Один из них, спешившись, подошел к краю утесов – его явно послали сюда в качестве соглядатая. Расположившись под сенью кедров, растущих по кромке обрыва, он, как на ладони, видел перед собой всю долину, сам оставаясь в тени.
Время от времени он делал несколько шагов по направлению к своим и знаками сообщал им что-то. Потом возвращался на наблюдательный пост.
Действия эти, по виду забавные, скрывали в себе серьезный смысл. Те, кто их производил, и те, ради кого это делалось, вынашивали намерение подкараулить караван, за которым наблюдали.
Фургоны находились далеко, их можно было заметить только по белым крышам, так выделявшимся на фоне зеленого моря травы, по которому они плыли. Эта неторопливая процессия напоминала цепочку гигантских термитов, отправившихся на вылазку. И все-таки можно было также различить силуэты конников общим числом до сорока. Часть ехала перед караваном, другие по бокам и сзади. Неудивительно, что двадцать притаившихся на утесах индейцев не хотели попадаться им на глаза. Напрашивалась мысль, что, имея дело с таким эскортом, разбойники едва ли могли рассчитывать на поживу, но они явно думали иначе. По мере того как караван полз по долине, бандиты двигались поверху параллельно ему с той же скоростью, а их лазутчики не теряли фургоны из виду и время от времени докладывали остальным о каждом их маневре.

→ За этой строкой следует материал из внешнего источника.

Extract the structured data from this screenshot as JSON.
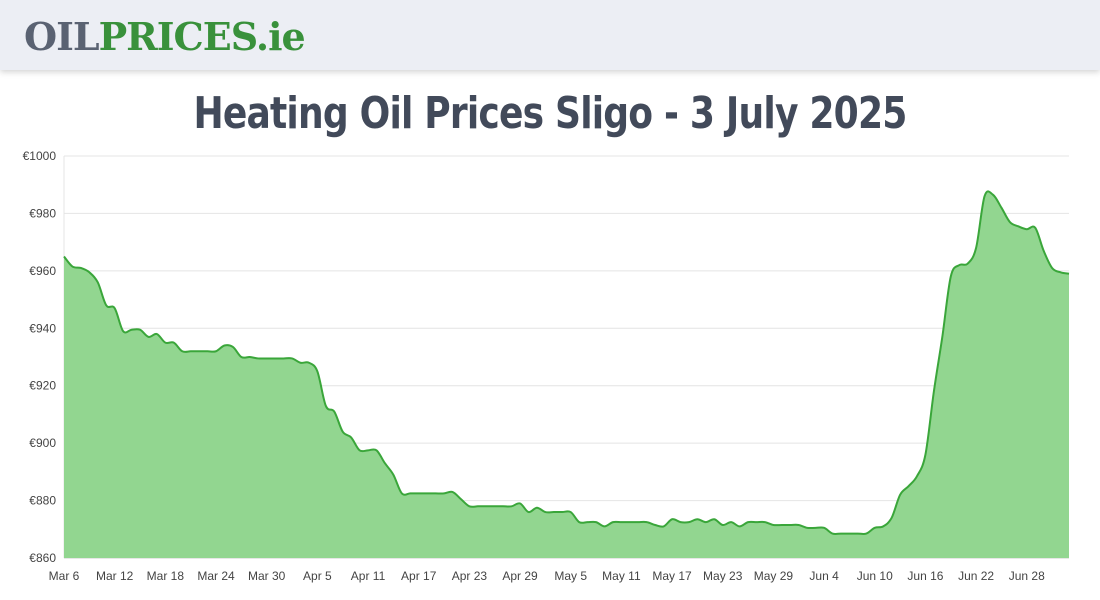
{
  "header": {
    "logo_part1": "OIL",
    "logo_part2": "PRICES.ie",
    "logo_colors": {
      "part1": "#5a6272",
      "part2": "#39913b"
    }
  },
  "page": {
    "title": "Heating Oil Prices Sligo - 3 July 2025"
  },
  "colors": {
    "line": "#3aa63a",
    "fill": "#92d690",
    "grid": "#e4e4e4",
    "title": "#424a5a",
    "header_bg": "#eceef4"
  },
  "chart_data": {
    "type": "area",
    "title": "",
    "xlabel": "",
    "ylabel": "",
    "grid": true,
    "ylim": [
      860,
      1000
    ],
    "y_ticks": [
      "€860",
      "€880",
      "€900",
      "€920",
      "€940",
      "€960",
      "€980",
      "€1000"
    ],
    "x_ticks": [
      "Mar 6",
      "Mar 12",
      "Mar 18",
      "Mar 24",
      "Mar 30",
      "Apr 5",
      "Apr 11",
      "Apr 17",
      "Apr 23",
      "Apr 29",
      "May 5",
      "May 11",
      "May 17",
      "May 23",
      "May 29",
      "Jun 4",
      "Jun 10",
      "Jun 16",
      "Jun 22",
      "Jun 28"
    ],
    "x_start": "2025-03-06",
    "x_end": "2025-07-03",
    "series": [
      {
        "points": [
          [
            "2025-03-06",
            965
          ],
          [
            "2025-03-07",
            961.5
          ],
          [
            "2025-03-08",
            961
          ],
          [
            "2025-03-09",
            959.5
          ],
          [
            "2025-03-10",
            956
          ],
          [
            "2025-03-11",
            948
          ],
          [
            "2025-03-12",
            947
          ],
          [
            "2025-03-13",
            939
          ],
          [
            "2025-03-14",
            939.5
          ],
          [
            "2025-03-15",
            939.5
          ],
          [
            "2025-03-16",
            937
          ],
          [
            "2025-03-17",
            938
          ],
          [
            "2025-03-18",
            935
          ],
          [
            "2025-03-19",
            935
          ],
          [
            "2025-03-20",
            932
          ],
          [
            "2025-03-21",
            932
          ],
          [
            "2025-03-22",
            932
          ],
          [
            "2025-03-23",
            932
          ],
          [
            "2025-03-24",
            932
          ],
          [
            "2025-03-25",
            934
          ],
          [
            "2025-03-26",
            933.5
          ],
          [
            "2025-03-27",
            930
          ],
          [
            "2025-03-28",
            930
          ],
          [
            "2025-03-29",
            929.5
          ],
          [
            "2025-03-30",
            929.5
          ],
          [
            "2025-03-31",
            929.5
          ],
          [
            "2025-04-01",
            929.5
          ],
          [
            "2025-04-02",
            929.5
          ],
          [
            "2025-04-03",
            928
          ],
          [
            "2025-04-04",
            928
          ],
          [
            "2025-04-05",
            925
          ],
          [
            "2025-04-06",
            913
          ],
          [
            "2025-04-07",
            911
          ],
          [
            "2025-04-08",
            904
          ],
          [
            "2025-04-09",
            902
          ],
          [
            "2025-04-10",
            897.5
          ],
          [
            "2025-04-11",
            897.5
          ],
          [
            "2025-04-12",
            897.5
          ],
          [
            "2025-04-13",
            893
          ],
          [
            "2025-04-14",
            889
          ],
          [
            "2025-04-15",
            882.5
          ],
          [
            "2025-04-16",
            882.5
          ],
          [
            "2025-04-17",
            882.5
          ],
          [
            "2025-04-18",
            882.5
          ],
          [
            "2025-04-19",
            882.5
          ],
          [
            "2025-04-20",
            882.5
          ],
          [
            "2025-04-21",
            883
          ],
          [
            "2025-04-22",
            880.5
          ],
          [
            "2025-04-23",
            878
          ],
          [
            "2025-04-24",
            878
          ],
          [
            "2025-04-25",
            878
          ],
          [
            "2025-04-26",
            878
          ],
          [
            "2025-04-27",
            878
          ],
          [
            "2025-04-28",
            878
          ],
          [
            "2025-04-29",
            879
          ],
          [
            "2025-04-30",
            876
          ],
          [
            "2025-05-01",
            877.5
          ],
          [
            "2025-05-02",
            876
          ],
          [
            "2025-05-03",
            876
          ],
          [
            "2025-05-04",
            876
          ],
          [
            "2025-05-05",
            876
          ],
          [
            "2025-05-06",
            872.5
          ],
          [
            "2025-05-07",
            872.5
          ],
          [
            "2025-05-08",
            872.5
          ],
          [
            "2025-05-09",
            871
          ],
          [
            "2025-05-10",
            872.5
          ],
          [
            "2025-05-11",
            872.5
          ],
          [
            "2025-05-12",
            872.5
          ],
          [
            "2025-05-13",
            872.5
          ],
          [
            "2025-05-14",
            872.5
          ],
          [
            "2025-05-15",
            871.5
          ],
          [
            "2025-05-16",
            871
          ],
          [
            "2025-05-17",
            873.5
          ],
          [
            "2025-05-18",
            872.5
          ],
          [
            "2025-05-19",
            872.5
          ],
          [
            "2025-05-20",
            873.5
          ],
          [
            "2025-05-21",
            872.5
          ],
          [
            "2025-05-22",
            873.5
          ],
          [
            "2025-05-23",
            871.5
          ],
          [
            "2025-05-24",
            872.5
          ],
          [
            "2025-05-25",
            871
          ],
          [
            "2025-05-26",
            872.5
          ],
          [
            "2025-05-27",
            872.5
          ],
          [
            "2025-05-28",
            872.5
          ],
          [
            "2025-05-29",
            871.5
          ],
          [
            "2025-05-30",
            871.5
          ],
          [
            "2025-05-31",
            871.5
          ],
          [
            "2025-06-01",
            871.5
          ],
          [
            "2025-06-02",
            870.5
          ],
          [
            "2025-06-03",
            870.5
          ],
          [
            "2025-06-04",
            870.5
          ],
          [
            "2025-06-05",
            868.5
          ],
          [
            "2025-06-06",
            868.5
          ],
          [
            "2025-06-07",
            868.5
          ],
          [
            "2025-06-08",
            868.5
          ],
          [
            "2025-06-09",
            868.5
          ],
          [
            "2025-06-10",
            870.5
          ],
          [
            "2025-06-11",
            871
          ],
          [
            "2025-06-12",
            874
          ],
          [
            "2025-06-13",
            882
          ],
          [
            "2025-06-14",
            885
          ],
          [
            "2025-06-15",
            888.5
          ],
          [
            "2025-06-16",
            896
          ],
          [
            "2025-06-17",
            918
          ],
          [
            "2025-06-18",
            937
          ],
          [
            "2025-06-19",
            958
          ],
          [
            "2025-06-20",
            962
          ],
          [
            "2025-06-21",
            962.5
          ],
          [
            "2025-06-22",
            968
          ],
          [
            "2025-06-23",
            986
          ],
          [
            "2025-06-24",
            986.5
          ],
          [
            "2025-06-25",
            982
          ],
          [
            "2025-06-26",
            977
          ],
          [
            "2025-06-27",
            975.5
          ],
          [
            "2025-06-28",
            974.5
          ],
          [
            "2025-06-29",
            975
          ],
          [
            "2025-06-30",
            967
          ],
          [
            "2025-07-01",
            961
          ],
          [
            "2025-07-02",
            959.5
          ],
          [
            "2025-07-03",
            959
          ]
        ]
      }
    ]
  }
}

Так продолжалось до тех самых пор, пока солнце почти не опустилось за линию горизонта. Тогда разбойники устроили бивак среди густых зарослей кедра, располагавшихся на мысу, вдававшемся в глубь долины.
Внизу фургоны еще продолжали двигаться, но уже не все. Передовые остановились, а остальные, достигнув определенной точки, присоединялись к ним.

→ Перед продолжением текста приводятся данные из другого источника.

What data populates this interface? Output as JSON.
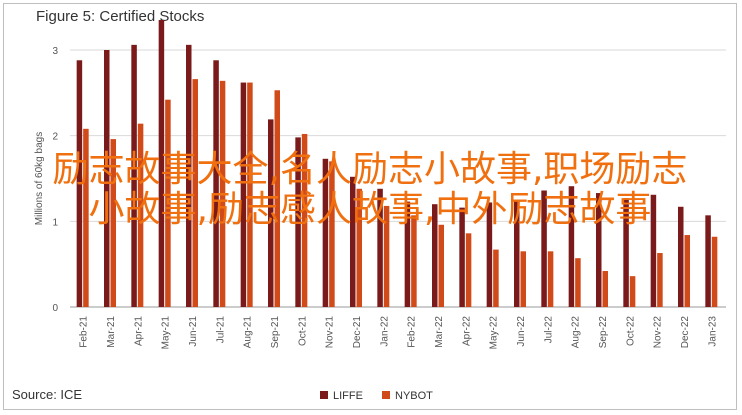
{
  "chart_data": {
    "type": "bar",
    "title": "Figure 5: Certified Stocks",
    "xlabel": "",
    "ylabel": "Millions of 60kg bags",
    "ylim": [
      0,
      3
    ],
    "yticks": [
      "0",
      "1",
      "2",
      "3"
    ],
    "grid": true,
    "legend_position": "bottom",
    "categories": [
      "Feb-21",
      "Mar-21",
      "Apr-21",
      "May-21",
      "Jun-21",
      "Jul-21",
      "Aug-21",
      "Sep-21",
      "Oct-21",
      "Nov-21",
      "Dec-21",
      "Jan-22",
      "Feb-22",
      "Mar-22",
      "Apr-22",
      "May-22",
      "Jun-22",
      "Jul-22",
      "Aug-22",
      "Sep-22",
      "Oct-22",
      "Nov-22",
      "Dec-22",
      "Jan-23"
    ],
    "series": [
      {
        "name": "LIFFE",
        "color": "#7a1a1a",
        "values": [
          2.88,
          3.0,
          3.06,
          3.35,
          3.06,
          2.88,
          2.62,
          2.19,
          1.98,
          1.73,
          1.52,
          1.38,
          1.23,
          1.2,
          1.16,
          1.22,
          1.24,
          1.36,
          1.41,
          1.33,
          1.27,
          1.31,
          1.17,
          1.07
        ]
      },
      {
        "name": "NYBOT",
        "color": "#d04a1a",
        "values": [
          2.08,
          1.96,
          2.14,
          2.42,
          2.66,
          2.64,
          2.62,
          2.53,
          2.02,
          1.7,
          1.38,
          1.18,
          1.07,
          0.96,
          0.86,
          0.67,
          0.65,
          0.65,
          0.57,
          0.42,
          0.36,
          0.63,
          0.84,
          0.82
        ]
      }
    ]
  },
  "footer": {
    "source": "Source: ICE"
  },
  "overlay_text": "励志故事大全,名人励志小故事,职场励志小故事,励志感人故事,中外励志故事"
}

Точка эта располагалась перед большим зданием, очертания которого расплывались в подступающих сумерках.
Но «дикари», смотревшие с гряды утесов, видели это здание прежде и не нуждались в деталях – речь шла об одной из покинутых миссий на Сан-Сабе. Именно под ее стены прибывали фургоны.
«Дикари», смотревшие с гряды утесов, видели это здание прежде
Наблюдатели обменивались между собой лишь короткими фразами, притом вполголоса – пространные и громкие разговоры не свойственны характеру индейцев. Но то, что содержали эти фразы и с каким выражением произносились они, предвещало беду колонии полковника Армстронга. Если судить по словам и наружности этих подозрительных типов, старинной миссии на реке еще долго предстояло оставаться в руинах.
Старинное здание бывшей Сан-Сабской миссии, принадлежавшей прежде испанским монахам, а теперь сделавшейся жилищем бывшего миссисипского плантатора, стояло на небольшой возвышенности, над долиной, в нескольких сотнях шагов от правого берега реки.